IEF (7-10 year Treasury Bond ETF) is currently backtesting the trendline that defines the top of the recent basing pattern with horizontal support just below. My preferred scenario would have this overbought relief sell-off ending soon with the next thrust up towards the yellow downtrend line while TLT (20+ year Treasury Bond ETF) is currently backtesting horizontal support with the downtrend line of the basing pattern just below. My preferred scenario is a successful backtest/reversal off the top of that basing pattern followed by a rally to the 127.25 level. These ETFs represent bond prices, which move inversely to bond yields. Bond prices up = yields falling which typically is a result of lower economic growth expectations and/or a flight to safety in expectation of weakness and/or volatility in the stock market.
Moving on to the equity markets, SPY (S&P 500 tracking ETF) is testing the near-term downtrend line resistance while still well off the March 1st peak while we have YADH (yet another divergent high) in QQQ with all other US stock indices still trading below their March 1st highs.
Although still trading below its March 1st highs, IWM (Russell 2000 Small Cap Index ETF) is the only index that I’m seeing some potential bullish developments with today’s French elections relief ‘risk-on’ rally as a daily close above the 139 resistance level / top of multi-month trading range (sans late Feb failed breakout) & bullish zero line cross of the PPO signal line could open the door to new highs.
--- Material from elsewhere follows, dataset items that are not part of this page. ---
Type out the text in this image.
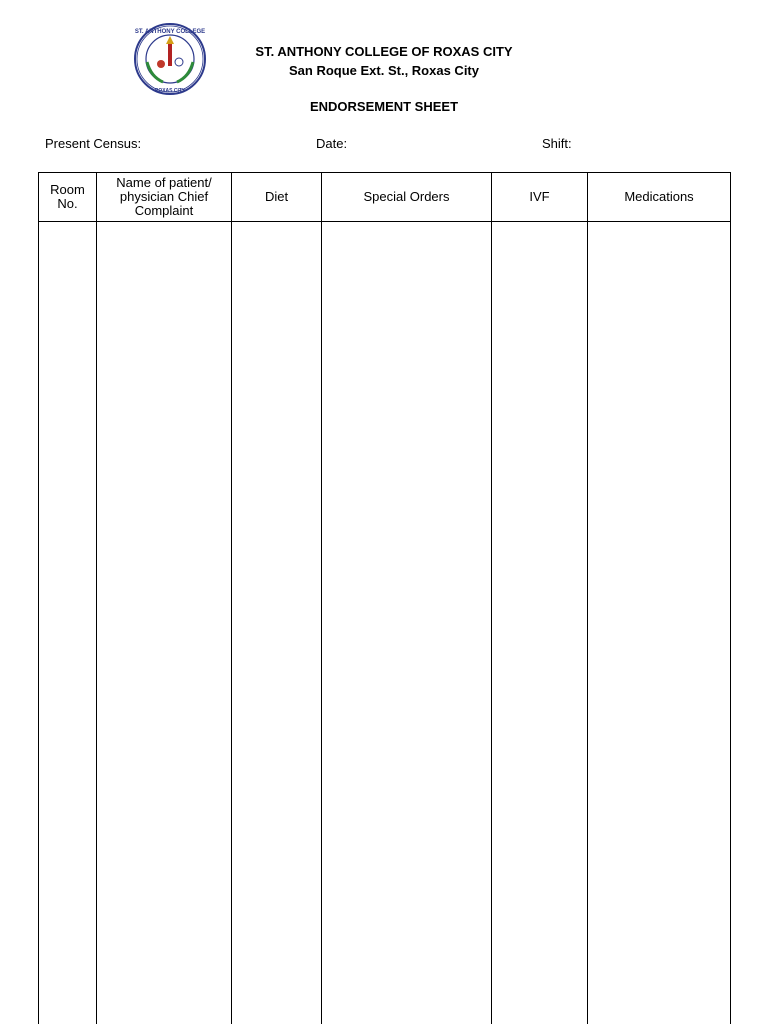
ST. ANTHONY COLLEGE
ROXAS CITY
ST. ANTHONY COLLEGE OF ROXAS CITY
San Roque Ext. St., Roxas City
ENDORSEMENT SHEET
Present Census:	Date:	Shift:
Room No.	Name of patient/ physician Chief Complaint	Diet	Special Orders	IVF	Medications
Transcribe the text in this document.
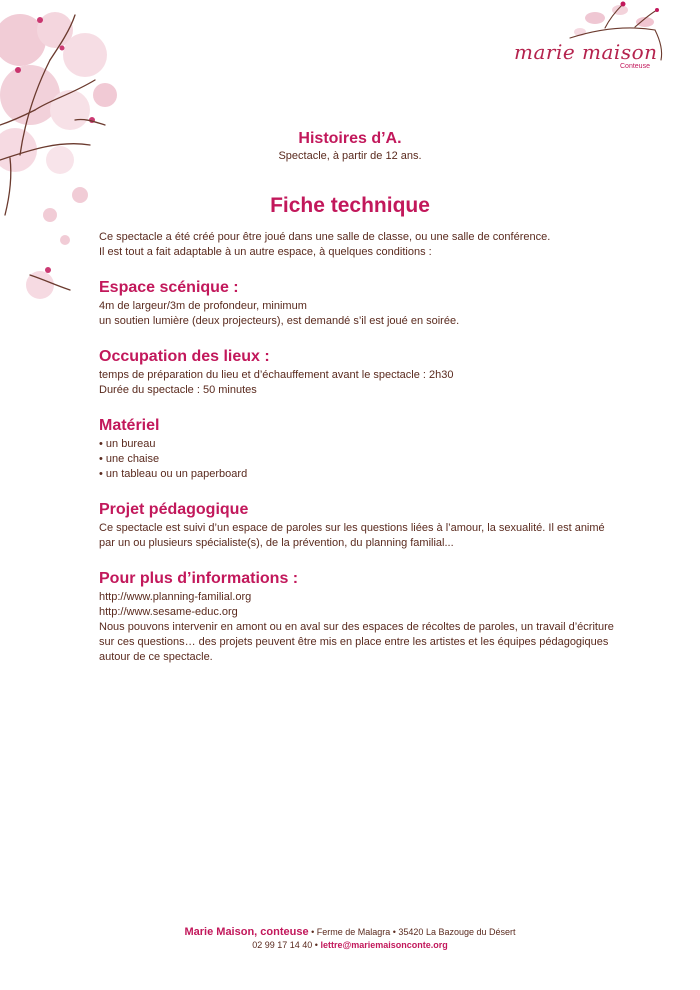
marie maison
Conteuse
Histoires d’A.
Spectacle, à partir de 12 ans.
Fiche technique

Ce spectacle a été créé pour être joué dans une salle de classe, ou une salle de conférence.

Il est tout a fait adaptable à un autre espace, à quelques conditions :

Espace scénique :

4m de largeur/3m de profondeur, minimum

un soutien lumière (deux projecteurs), est demandé s’il est joué en soirée.

Occupation des lieux :

temps de préparation du lieu et d’échauffement avant le spectacle : 2h30

Durée du spectacle : 50 minutes

Matériel

• un bureau

• une chaise

• un tableau ou un paperboard

Projet pédagogique

Ce spectacle est suivi d’un espace de paroles sur les questions liées à l’amour, la sexualité. Il est animé par un ou plusieurs spécialiste(s), de la prévention, du planning familial...

Pour plus d’informations :

http://www.planning-familial.org

http://www.sesame-educ.org

Nous pouvons intervenir en amont ou en aval sur des espaces de récoltes de paroles, un travail d’écriture sur ces questions… des projets peuvent être mis en place entre les artistes et les équipes pédagogiques autour de ce spectacle.

Marie Maison, conteuse • Ferme de Malagra • 35420 La Bazouge du Désert
02 99 17 14 40 • lettre@mariemaisonconte.org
While today’s early gains are impressive, along well withing the range of the daily swing in the market in recent months, both to the upside & downside, other than the breakout in the less significant small caps, I don’t see many technically significant developments in the charts although should the equity markets continue to substantially build on these gains while both treasury bonds & gold continue lower & clearly move below the lower end of the aforementioned support zones, then all we have so far is just more ‘noise’ within the recent multi-month down-to-sideways trading range in the stock market.